Wang and his colleagues designed and synthesized a library of 66 fluorophores based on an oxazine scaffold, starting from a known visible-light, nerve-specific fluorophore. Because what makes a fluorophore nerve-specific is poorly understood, shifting a fluorophore to NIR wavelengths while preserving its nerve specificity was challenging.

When Wang and his colleague Connor Barth, a research scientist in Gibbs’s group, screened the library, they found eight nerve-specific fluorophores with the desired NIR fluorescence. They are focusing on two of those fluorophores for further studies.

“Our two favorites give relatively bright nerve signals and high nerve-to-background-tissue ratios,” Gibbs told C&EN. One is fast acting, achieving high contrast within 15–20 min of intravenous administration in mice and pigs. The nerve-specific signal persists for about 3 h. The other fluorophore is longer acting, taking about 90 min to develop contrast but lasting for at least 6 h.

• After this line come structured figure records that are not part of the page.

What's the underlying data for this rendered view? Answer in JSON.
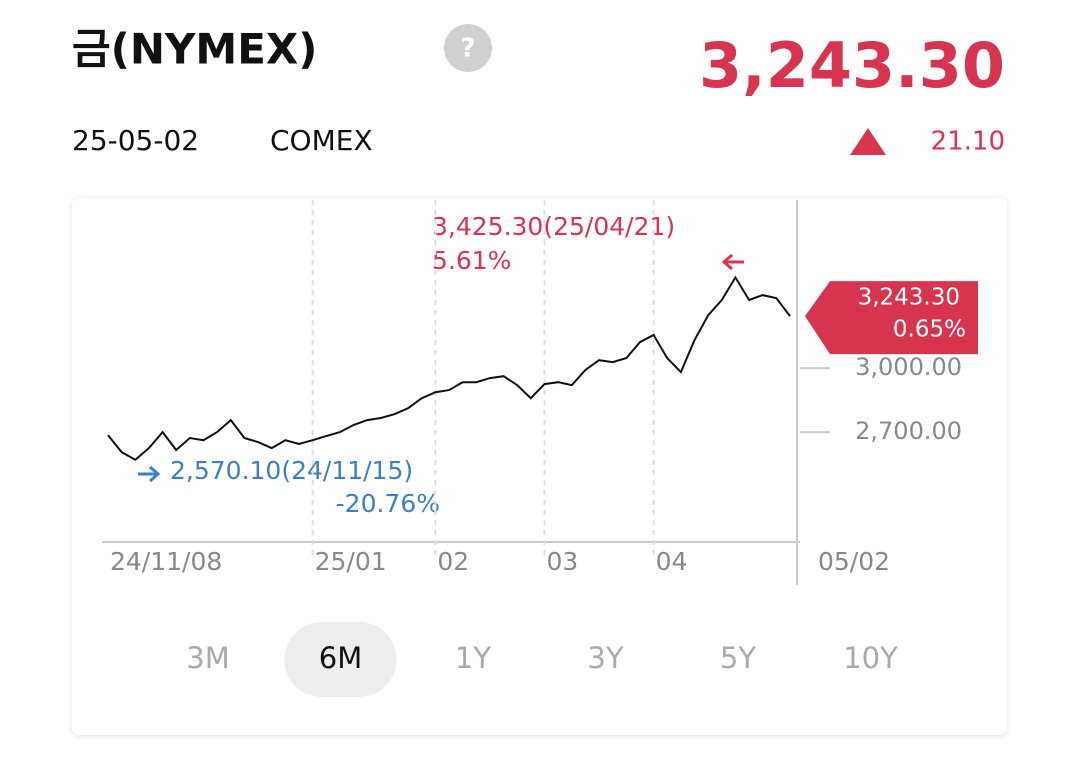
{
  "header": {
    "title": "금(NYMEX)",
    "date": "25-05-02",
    "exchange": "COMEX",
    "price": "3,243.30",
    "change": "21.10"
  },
  "chart_data": {
    "type": "line",
    "categories": [
      "24/11/08",
      null,
      null,
      null,
      null,
      null,
      null,
      null,
      null,
      null,
      null,
      null,
      null,
      null,
      null,
      "25/01",
      null,
      null,
      null,
      null,
      null,
      null,
      null,
      null,
      "02",
      null,
      null,
      null,
      null,
      null,
      null,
      null,
      "03",
      null,
      null,
      null,
      null,
      null,
      null,
      null,
      "04",
      null,
      null,
      null,
      null,
      null,
      null,
      null,
      null,
      null,
      "05/02"
    ],
    "values": [
      2686,
      2606,
      2570.1,
      2625,
      2700,
      2616,
      2672,
      2662,
      2700,
      2756,
      2672,
      2653,
      2625,
      2662,
      2644,
      2662,
      2681,
      2700,
      2733,
      2756,
      2766,
      2784,
      2812,
      2859,
      2887,
      2897,
      2934,
      2934,
      2953,
      2962,
      2920,
      2859,
      2925,
      2934,
      2920,
      2991,
      3037,
      3028,
      3047,
      3122,
      3155,
      3047,
      2981,
      3131,
      3248,
      3319,
      3425.3,
      3319,
      3342,
      3328,
      3243.3
    ],
    "color": "#111111",
    "ylim": [
      2194,
      3788
    ],
    "yticks": [
      {
        "value": 2700,
        "label": "2,700.00"
      },
      {
        "value": 3000,
        "label": "3,000.00"
      }
    ],
    "grid": true,
    "annotations": {
      "max_price": "3,425.30(25/04/21)",
      "max_pct": "5.61%",
      "min_price": "2,570.10(24/11/15)",
      "min_pct": "-20.76%",
      "last_price": "3,243.30",
      "last_pct": "0.65%"
    }
  },
  "tabs": [
    "3M",
    "6M",
    "1Y",
    "3Y",
    "5Y",
    "10Y"
  ],
  "selected_tab": "6M"
}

Surgeons already use image-guided systems to help them determine which tissue to cut and remove, and these systems work with fluorescence in the 700–800 nm range, with 800 nm being more widely used. “Basically all infrastructure in the fluorescence-guided-surgery space has the 800 nm channel designed around indocyanine green,” a dye currently used in medical diagnostics, Gibbs told C&EN. The team’s current best compounds are compatible with the 700 nm channel of clinical image-guided surgery systems.

To better match existing clinical image-guided surgery infrastructure, the team has already identified other chemical scaffolds that emit around 800 nm while maintaining nerve-specificity. Before those molecules can be used clinically, their fluorescent properties need further optimization.

Nerve-specific dyes would allow surgeons to improve nerve-sparing surgical procedures. Eric R. Henderson, an orthopedic surgeon at Dartmouth–Hitchcock Medical Center, told C&EN, “The ability to have special identification of nerve tissue, particularly in the setting of aberrant anatomy, would enhance the safety and efficacy of surgery and pave the road to machine recognition of nerve and other human tissues and eventually to robotic surgery.”

Gibbs’s team has demonstrated the nerve-specific NIR fluorophores in mice and pigs. They are currently pursuing additional studies that will be necessary for an Investigational New Drug application to the US Food and Drug Administration before human clinical trials.